Here's a sampling of some modern dishes to make your Rosh Hashanah celebration memorable and usher in the sweetness of the year to come.
If you have Rosh Hashanah recipes or traditions you'd like to share, please let us know!
Sandy Smith adds ginger and plums to spice things up in her Roasted Plum Tsimmes with Honey-Cider Reduction. The addition of dates in Heirloom Carrot Salad with Dates, Almonds and Herbs from Aliwaks are a sweet and soft contrast to the crunchy nuts. And contest winner Moroccan Carrot Salad with Harissa from Cordelia puts a North African twist on the traditional side dish.
No new year would be complete without melt-in-your-mouth brisket, preferably highly seasoned and slow-cooked like Mommy Elly's Brisket by melissav.
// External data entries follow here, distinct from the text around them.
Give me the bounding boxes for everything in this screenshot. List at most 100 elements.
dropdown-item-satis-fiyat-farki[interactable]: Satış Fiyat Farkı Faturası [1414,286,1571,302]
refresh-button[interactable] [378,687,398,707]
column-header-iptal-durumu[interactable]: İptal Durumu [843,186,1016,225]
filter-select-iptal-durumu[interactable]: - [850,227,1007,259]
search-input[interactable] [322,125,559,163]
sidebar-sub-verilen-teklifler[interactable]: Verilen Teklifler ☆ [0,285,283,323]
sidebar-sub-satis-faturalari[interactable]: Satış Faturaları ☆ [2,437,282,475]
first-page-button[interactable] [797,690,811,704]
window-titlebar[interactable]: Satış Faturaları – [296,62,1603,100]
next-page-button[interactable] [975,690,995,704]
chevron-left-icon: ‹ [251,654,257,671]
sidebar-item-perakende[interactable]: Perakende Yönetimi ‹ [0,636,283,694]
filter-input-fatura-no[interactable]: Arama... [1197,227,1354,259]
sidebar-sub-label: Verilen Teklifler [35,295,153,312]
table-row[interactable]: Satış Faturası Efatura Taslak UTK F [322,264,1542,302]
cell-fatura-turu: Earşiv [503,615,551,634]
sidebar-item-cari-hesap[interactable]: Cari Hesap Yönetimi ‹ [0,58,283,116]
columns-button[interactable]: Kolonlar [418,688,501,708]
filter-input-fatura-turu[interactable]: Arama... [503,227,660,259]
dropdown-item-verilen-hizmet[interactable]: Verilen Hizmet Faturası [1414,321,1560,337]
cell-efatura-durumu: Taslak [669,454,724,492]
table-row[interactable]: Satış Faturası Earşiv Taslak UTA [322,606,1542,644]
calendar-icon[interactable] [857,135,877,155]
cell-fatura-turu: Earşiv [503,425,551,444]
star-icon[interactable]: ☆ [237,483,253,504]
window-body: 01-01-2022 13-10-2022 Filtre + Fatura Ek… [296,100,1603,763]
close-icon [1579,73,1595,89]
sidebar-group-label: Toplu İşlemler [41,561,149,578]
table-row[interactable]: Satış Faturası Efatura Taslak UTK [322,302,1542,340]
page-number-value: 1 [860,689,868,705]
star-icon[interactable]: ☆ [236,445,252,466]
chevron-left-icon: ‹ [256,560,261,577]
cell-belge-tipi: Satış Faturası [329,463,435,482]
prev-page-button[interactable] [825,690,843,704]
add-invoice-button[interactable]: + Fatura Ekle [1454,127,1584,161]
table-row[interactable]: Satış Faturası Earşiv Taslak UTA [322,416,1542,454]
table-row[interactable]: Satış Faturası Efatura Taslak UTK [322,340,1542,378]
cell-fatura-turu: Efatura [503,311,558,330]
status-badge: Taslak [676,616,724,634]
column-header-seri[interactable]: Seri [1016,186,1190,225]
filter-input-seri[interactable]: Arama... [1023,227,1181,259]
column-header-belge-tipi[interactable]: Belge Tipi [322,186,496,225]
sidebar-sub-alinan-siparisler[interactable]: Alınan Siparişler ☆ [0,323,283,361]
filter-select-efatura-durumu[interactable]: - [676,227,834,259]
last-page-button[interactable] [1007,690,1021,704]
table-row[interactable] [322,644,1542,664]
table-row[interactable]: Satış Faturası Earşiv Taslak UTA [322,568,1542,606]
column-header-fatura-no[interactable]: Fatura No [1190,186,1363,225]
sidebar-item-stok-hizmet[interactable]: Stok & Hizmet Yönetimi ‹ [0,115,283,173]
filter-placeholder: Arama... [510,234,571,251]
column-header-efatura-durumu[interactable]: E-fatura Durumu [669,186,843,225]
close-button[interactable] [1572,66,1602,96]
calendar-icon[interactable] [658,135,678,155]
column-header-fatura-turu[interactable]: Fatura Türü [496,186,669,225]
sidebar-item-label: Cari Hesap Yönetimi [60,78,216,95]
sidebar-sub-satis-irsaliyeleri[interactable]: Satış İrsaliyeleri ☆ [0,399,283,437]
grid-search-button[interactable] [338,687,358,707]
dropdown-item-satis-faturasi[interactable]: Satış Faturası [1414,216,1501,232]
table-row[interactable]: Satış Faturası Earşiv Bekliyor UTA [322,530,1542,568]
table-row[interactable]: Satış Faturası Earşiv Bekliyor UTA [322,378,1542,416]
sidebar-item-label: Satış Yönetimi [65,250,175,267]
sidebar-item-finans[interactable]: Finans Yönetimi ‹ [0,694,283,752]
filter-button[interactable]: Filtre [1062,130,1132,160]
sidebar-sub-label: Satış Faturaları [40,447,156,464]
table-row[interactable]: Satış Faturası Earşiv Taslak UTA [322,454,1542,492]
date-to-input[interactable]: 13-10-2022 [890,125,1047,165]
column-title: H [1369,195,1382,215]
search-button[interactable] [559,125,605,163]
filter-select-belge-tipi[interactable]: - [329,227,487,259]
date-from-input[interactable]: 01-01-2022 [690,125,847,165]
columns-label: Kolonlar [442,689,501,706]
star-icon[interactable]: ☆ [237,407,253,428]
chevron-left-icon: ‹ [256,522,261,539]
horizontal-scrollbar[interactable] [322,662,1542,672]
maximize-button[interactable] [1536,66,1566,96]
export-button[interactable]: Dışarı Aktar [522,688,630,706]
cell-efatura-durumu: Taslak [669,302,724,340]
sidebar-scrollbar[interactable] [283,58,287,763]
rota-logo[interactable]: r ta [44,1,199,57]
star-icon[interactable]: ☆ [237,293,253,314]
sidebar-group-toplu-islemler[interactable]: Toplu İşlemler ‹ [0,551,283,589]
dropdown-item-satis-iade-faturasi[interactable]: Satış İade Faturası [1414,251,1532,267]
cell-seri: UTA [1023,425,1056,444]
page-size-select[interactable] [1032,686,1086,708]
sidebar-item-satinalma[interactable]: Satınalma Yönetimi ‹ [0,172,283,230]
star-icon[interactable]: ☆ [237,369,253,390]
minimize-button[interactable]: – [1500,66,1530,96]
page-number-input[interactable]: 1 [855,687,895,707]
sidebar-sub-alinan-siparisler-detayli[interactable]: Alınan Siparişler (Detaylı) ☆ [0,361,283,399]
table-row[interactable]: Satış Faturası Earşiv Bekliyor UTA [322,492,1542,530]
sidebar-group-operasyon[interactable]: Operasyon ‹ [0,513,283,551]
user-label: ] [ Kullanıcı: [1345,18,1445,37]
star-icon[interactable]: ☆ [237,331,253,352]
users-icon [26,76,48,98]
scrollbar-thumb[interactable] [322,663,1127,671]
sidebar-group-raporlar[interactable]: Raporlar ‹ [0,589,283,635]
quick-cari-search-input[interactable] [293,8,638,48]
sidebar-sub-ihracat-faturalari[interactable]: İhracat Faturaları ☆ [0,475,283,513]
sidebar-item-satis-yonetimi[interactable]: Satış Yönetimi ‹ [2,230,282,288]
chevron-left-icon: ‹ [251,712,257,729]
If you're looking for something to signify the sweetness of the year to come, try Roasted Chicken with Honey, Lemon and Rosemary or Wine and Honey Salmon, two great recipes from aargersi. For a hearty one-dish idea, try Helenthenanny's recipe for The Jewish Texan's Hoppin' John, where Ashkenazi and Cajun traditions combine.
RellaBellaK's recipe for Twice Baked Sweet Potato & Parsnip Mash with Pecan Streusel Topping is hearty enough to stand up to brisket, but for a lighter side try Dandelion, Persimmon and Medjool Date Salad by Food Blogga.
It's likely that everyone will bring over something sweet, but if they don't (or if you're the one doing the "bringing"), go for a sophisticated take on one of the holiday's most popular desserts with The Perfect Apple Cake by Becky. Use the last of summer's bounty with Late Summer Plum Cake from JSCooks. Even though it's not traditionally reserved for Rosh Hashanah, would anyone really get upset if you showed up with a box of homemade ruggelach from deensiebat? We think not.